Wilson County Commissioner · District 7
Michael Swope
For Faith. For Farmland. For Freedom.
Husband, father, farmer, veteran — fighting for our land, our families, and our way of life.
Pillar I · Faith
The family is not a political invention. It is a divine one.
“Behold, children are a heritage from the Lord,
and the fruit of the womb a reward.”
Psalm 127:3
The first government is not a county commission. It is the family — the divine pattern of the Father, the Son, and the Spirit, made flesh in our homes. To defend the nuclear family is to defend the very image of God on earth.
Michael and his wife are raising five children to follow Jesus Christ. He left his hometown in Washington State because the schools and the courts there had made raising a biblical family unsafe — gender ideology pushed on small children, parental authority dismissed. He moved here to make sure that fight never arrives.
District 7 must be a place where faith is free, families are first, and children are raised — not redefined.
Pillar II · Farmland
You cannot feed a family on asphalt.
A country that cannot feed itself cannot defend itself. America’s food supply is being consolidated, paved over, and bought up — by foreign powers, by four meatpackers controlling our protein, by out-of-state developers who see our soil as a balance sheet. None of them answer to anyone in this county.

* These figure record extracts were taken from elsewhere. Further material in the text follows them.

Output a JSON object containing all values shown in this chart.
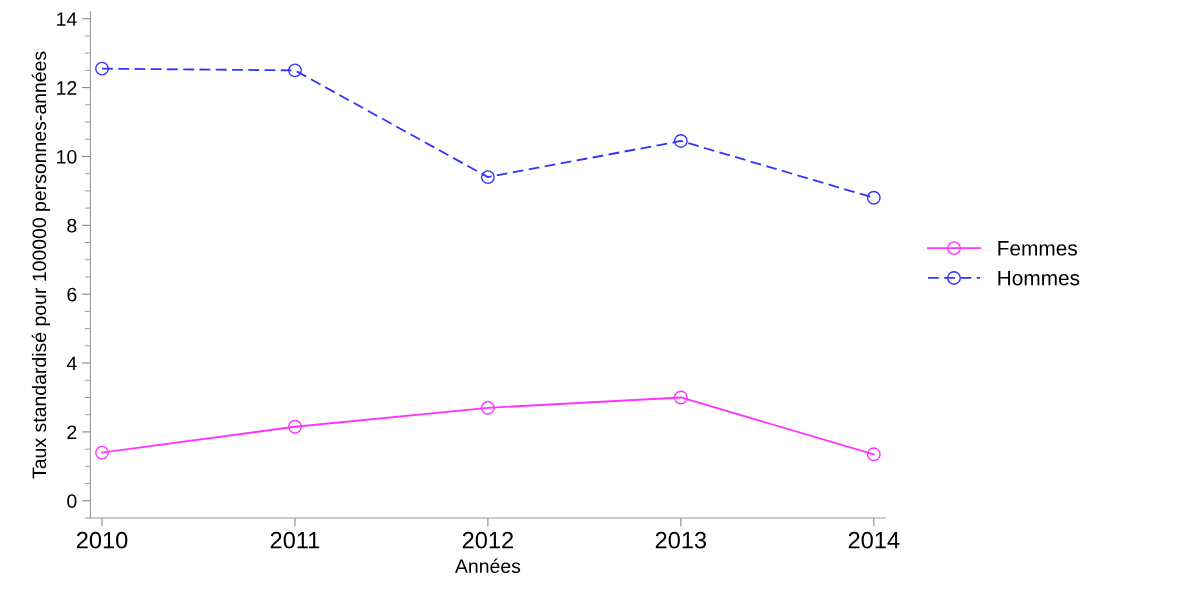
{
  "chart_data": {
    "type": "line",
    "xlabel": "Années",
    "ylabel": "Taux standardisé pour 100000 personnes-années",
    "x": [
      2010,
      2011,
      2012,
      2013,
      2014
    ],
    "xlim": [
      2009.94,
      2014.06
    ],
    "xticks": [
      2010,
      2011,
      2012,
      2013,
      2014
    ],
    "ylim": [
      -0.5,
      14.2
    ],
    "yticks": [
      0,
      2,
      4,
      6,
      8,
      10,
      12,
      14
    ],
    "series": [
      {
        "name": "Femmes",
        "color": "#ff33ff",
        "line_style": "solid",
        "values": [
          1.4,
          2.15,
          2.7,
          3.0,
          1.35
        ]
      },
      {
        "name": "Hommes",
        "color": "#3333ff",
        "line_style": "dashed",
        "values": [
          12.55,
          12.5,
          9.4,
          10.45,
          8.8
        ]
      }
    ],
    "marker": "circle",
    "grid": false,
    "legend": "right"
  }
}
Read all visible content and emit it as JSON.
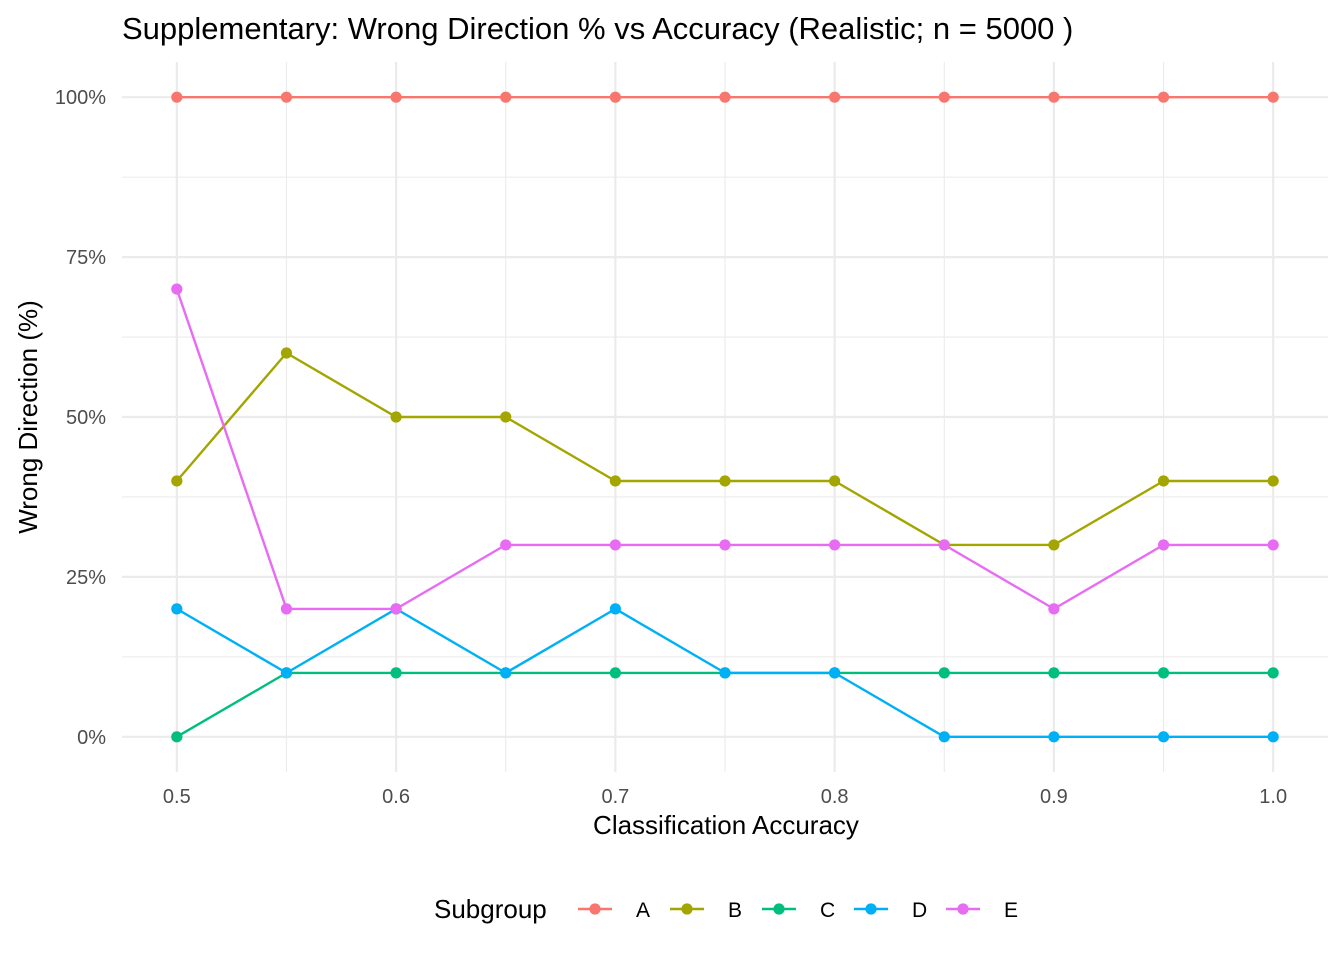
{
  "chart_data": {
    "type": "line",
    "title": "Supplementary: Wrong Direction % vs Accuracy (Realistic; n = 5000 )",
    "xlabel": "Classification Accuracy",
    "ylabel": "Wrong Direction (%)",
    "x": [
      0.5,
      0.55,
      0.6,
      0.65,
      0.7,
      0.75,
      0.8,
      0.85,
      0.9,
      0.95,
      1.0
    ],
    "xlim": [
      0.475,
      1.025
    ],
    "ylim": [
      -5.5,
      105.5
    ],
    "x_ticks": [
      0.5,
      0.6,
      0.7,
      0.8,
      0.9,
      1.0
    ],
    "x_tick_labels": [
      "0.5",
      "0.6",
      "0.7",
      "0.8",
      "0.9",
      "1.0"
    ],
    "x_minor_ticks": [
      0.55,
      0.65,
      0.75,
      0.85,
      0.95
    ],
    "y_ticks": [
      0,
      25,
      50,
      75,
      100
    ],
    "y_tick_labels": [
      "0%",
      "25%",
      "50%",
      "75%",
      "100%"
    ],
    "y_minor_ticks": [
      12.5,
      37.5,
      62.5,
      87.5
    ],
    "grid": true,
    "legend": {
      "title": "Subgroup",
      "position": "bottom"
    },
    "series": [
      {
        "name": "A",
        "color": "#F8766D",
        "values": [
          100,
          100,
          100,
          100,
          100,
          100,
          100,
          100,
          100,
          100,
          100
        ]
      },
      {
        "name": "B",
        "color": "#A3A500",
        "values": [
          40,
          60,
          50,
          50,
          40,
          40,
          40,
          30,
          30,
          40,
          40
        ]
      },
      {
        "name": "C",
        "color": "#00BF7D",
        "values": [
          0,
          10,
          10,
          10,
          10,
          10,
          10,
          10,
          10,
          10,
          10
        ]
      },
      {
        "name": "D",
        "color": "#00B0F6",
        "values": [
          20,
          10,
          20,
          10,
          20,
          10,
          10,
          0,
          0,
          0,
          0
        ]
      },
      {
        "name": "E",
        "color": "#E76BF3",
        "values": [
          70,
          20,
          20,
          30,
          30,
          30,
          30,
          30,
          20,
          30,
          30
        ]
      }
    ]
  }
}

Michael stood up when Hillwood targeted 1,400 acres of District 7 for warehouses. He has been fighting the future land use map ever since.
Once the land is gone, the freedom that grew on it goes with it.
by Hillwood
development proposed
signed the petition
The community won.
Pillar III · Freedom
Defend the coast. Defend the county. Defend the home.
The cartels flooding our streets with fentanyl, the traffickers crossing our border, the foreign money buying up our soil — these are not separate stories. They are the same fight at different latitudes.
Freedom is not a slogan. It is the right of a father to raise his children, a farmer to keep his land, and a community to choose what gets built and what stays — from a government that increasingly treats citizens like subjects.
The border and the courthouse are the same fight, in different uniforms — and Michael Swope is suiting up for both.
From a Neighbor
“Outside of Perry Neal, no private citizen in our community has come close to the personal sacrifice for this community that Michael has. When Hillwood popped up in our backyard, Michael was at the DG handing out his personal cell phone number to total strangers and T-shirts he had purchased out of pocket. He bought street signs himself — and left his own name off them. He has spent countless hours at the courthouse pushing elected officials to follow what is clearly the will of the people.”
“He is an active-duty Coast Guard reservist, with a doctorate-educated homemaker wife holding down the fort with five kids while he serves his country. And that is exactly the type of person you want guarding the border. He does not take nights or weekends off. He does not lower his guard when the coast looks clear.”
“Less than 24 hours after defeating Hillwood, Swope was already on the phone with neighbors warning that the real fight was the future land use map. He has been relentlessly focused on it ever since — and he has donated thousands of dollars of professional hours helping neighbors, including some who openly opposed him.”
“I’ll entrust my vote to people who have already been serving this community long before a campaign was ever on the table. Michael Swope for 7 — and it’s not even close.”